Par décision du 25 juillet 2022, la CPAM, après enquête, a refusé la prise en charge de l’accident au titre de la législation professionnelle.
Le 24 août 2022, M.[L] a saisi d’une contestation de la décision la commission de recours amiable de la CPAM (la CRA) qui l’a rejetée par décision du 10 novembre 2022.
Le 07 décembre 2022, M.[L] a saisi de sa contestation le tribunal judiciaire de Moulins.
Par jugement contradictoire du 12 mai 2023, le tribunal a débouté M.[L] de sa demande de prise en charge de sa lésion au titre de la législation professionnelle et de sa demande au titre de l’article 700 du code de procédure civile, et l’a condamné aux dépens.
Le jugement a été notifié le 24 mai 2023 à M.[L], qui en a relevé appel par déclaration reçue au greffe de la cour le premier juin 2023.
Les parties ont été convoquées à l’audience de la cour du 19 mai 2025, à laquelle elles ont été représentées par leurs conseils.
PRÉTENTIONS DES PARTIES
Par ses dernières écritures notifiées le 05 septembre 2023 et soutenues oralement à l’audience du 19 mai 2025, M.[J] [L] demande à la cour d’infirmer le jugement, de dire qu’il établit la survenance d’un accident le 20 avril 2022 aux temps et lieu du travail, de condamner en conséquence la CPAM à prendre en charge l’accident au titre de la législation sur les risques professionnels avec toutes ses conséquences de droit, de le renvoyer devant elle pour la régularisation de ses droits, et de la condamner la CPAM aux dépens.
Par ses dernières écritures notifiées et soutenues oralement à l’audience du 19 mai 2025, la CPAM de l’Allier demande à la cour de débouter M.[L] de l’ensemble de ses demandes, et de le condamner aux dépens.
Conformément aux dispositions de l’article 455 du code de procédure civile, il est renvoyé aux conclusions susvisées des parties, soutenues oralement à l’audience, pour l’exposé de leurs moyens.
MOTIFS
L’article L.411-1 du code de la sécurité sociale, relatif aux accidents du travail, dans sa version applicable du 21 décembre 1985 au premier septembre 2023, dispose qu’est considéré comme tel, quelle qu’en soit la cause, l’accident survenu par le fait ou à l’occasion du travail à toute personne salariée ou travaillant pour un ou plusieurs employeurs ou chefs d’entreprise.
Il est constant que l’accident subi pendant le temps et sur le lieu de travail est présumé être un accident du travail, sauf preuve que l’accident avait une cause entièrement étrangère au travail.
Il est constant que la partie intéressée ne peut bénéficier de la présomption d’imputabilité que si elle apporte la preuve de la réalité d’une lésion apparue au temps et au lieu de travail, et qu’il appartient au salarié d’établir les circonstances de l’accident et son caractère professionnel autrement que par ses seules affirmations.
En l’espèce, le tribunal, pour rejeter la contestation de la décision refusant la prise en charge présentée par le salarié, a considéré que les déclarations de ce dernier faisant état de la survenance d’un accident aux temps et lieu du travail étaient en contradiction avec les éléments qu’il produisait, et qu’il ne démontrait donc pas l’existence de l’accident.
M.[L], à l’appui de son appel, maintient que la matérialité de l’accident est établie par les éléments qu’il produit et présente des explications quant aux contradictions retenues par le tribunal, qu’il conteste.

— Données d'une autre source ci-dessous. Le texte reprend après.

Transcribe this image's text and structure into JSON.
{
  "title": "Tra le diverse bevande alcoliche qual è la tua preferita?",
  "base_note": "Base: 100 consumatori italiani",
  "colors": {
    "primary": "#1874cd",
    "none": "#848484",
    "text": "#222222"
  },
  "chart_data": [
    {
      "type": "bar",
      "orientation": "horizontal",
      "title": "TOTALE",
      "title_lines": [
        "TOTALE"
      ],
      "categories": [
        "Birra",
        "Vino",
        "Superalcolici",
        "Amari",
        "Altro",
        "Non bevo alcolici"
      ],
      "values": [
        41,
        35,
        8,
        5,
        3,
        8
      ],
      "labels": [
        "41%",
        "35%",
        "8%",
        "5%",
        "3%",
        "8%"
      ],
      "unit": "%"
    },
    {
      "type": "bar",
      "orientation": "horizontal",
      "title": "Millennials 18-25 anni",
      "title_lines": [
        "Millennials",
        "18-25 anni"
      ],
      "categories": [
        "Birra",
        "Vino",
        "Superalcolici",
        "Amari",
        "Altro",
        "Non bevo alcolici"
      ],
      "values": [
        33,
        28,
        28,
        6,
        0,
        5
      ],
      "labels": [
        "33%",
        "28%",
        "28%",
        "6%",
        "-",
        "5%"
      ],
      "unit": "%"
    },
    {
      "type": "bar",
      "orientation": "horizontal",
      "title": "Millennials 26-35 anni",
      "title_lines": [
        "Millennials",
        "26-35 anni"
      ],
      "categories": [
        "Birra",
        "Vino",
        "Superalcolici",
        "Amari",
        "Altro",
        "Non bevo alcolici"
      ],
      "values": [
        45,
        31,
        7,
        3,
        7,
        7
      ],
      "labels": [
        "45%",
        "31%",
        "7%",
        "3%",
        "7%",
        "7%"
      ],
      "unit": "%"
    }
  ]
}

La CPAM, à l’appui de sa demande de confirmation du jugement, conteste les explications du salarié, maintenant qu’aucun élément objectif ne corrobore ses déclarations.
SUR CE
Sur les faits
Il ressort des pièces versées aux débats que l’employeur a indiqué sur la déclaration d’accident du travail, effectuée le 28 avril 2022, que « d’après les dires du salarié, il aurait trébuché sur une traverse » le 20 avril 2022, alors qu’il était chargé de ramasser des pièces métalliques, le lieu de l’accident étant indiqué comme situé à [Localité 8]. L’employeur, après avoir indiqué que le salarié lui a déclaré le 26 avril 2022 à 17h30 avoir été victime de cet accident, a émis des réserves par courrier du 05 mai 2022, aux motifs qu’aucun fait n’a été constaté le mercredi 20 avril, qu’aucun témoin n’est cité par le salarié, que ce dernier n’a effectué aucun signalement le jour en question, qu’il est revenu travailler les jours suivants jeudi 21 avril et vendredi 22 avril, puis le lundi 25 avril, et que l’arrêt de travail initial a été établi à cette dernière date, et transmis le 28 avril.
La caisse ayant mis en 'uvre une enquête, M.[L], sur le questionnaire qu’il a alors rempli, a décrit comme suit les circonstances de l’accident : « chute sur voie ferrée à cause d’une fuite d’huile lors du travelage entre deux pelles puis port charges lourdes qui a accentué la douleur » et a indiqué que l’employeur a été prévenu le jour même, indiquant à ce titre « chef de chantier présent a chargé une personne de m’emmener à l’hôpital, a prévenu devant moi le conducteur de travaux, j’ai appelé le chef d’agence en sortant de l’hôpital le jour même.»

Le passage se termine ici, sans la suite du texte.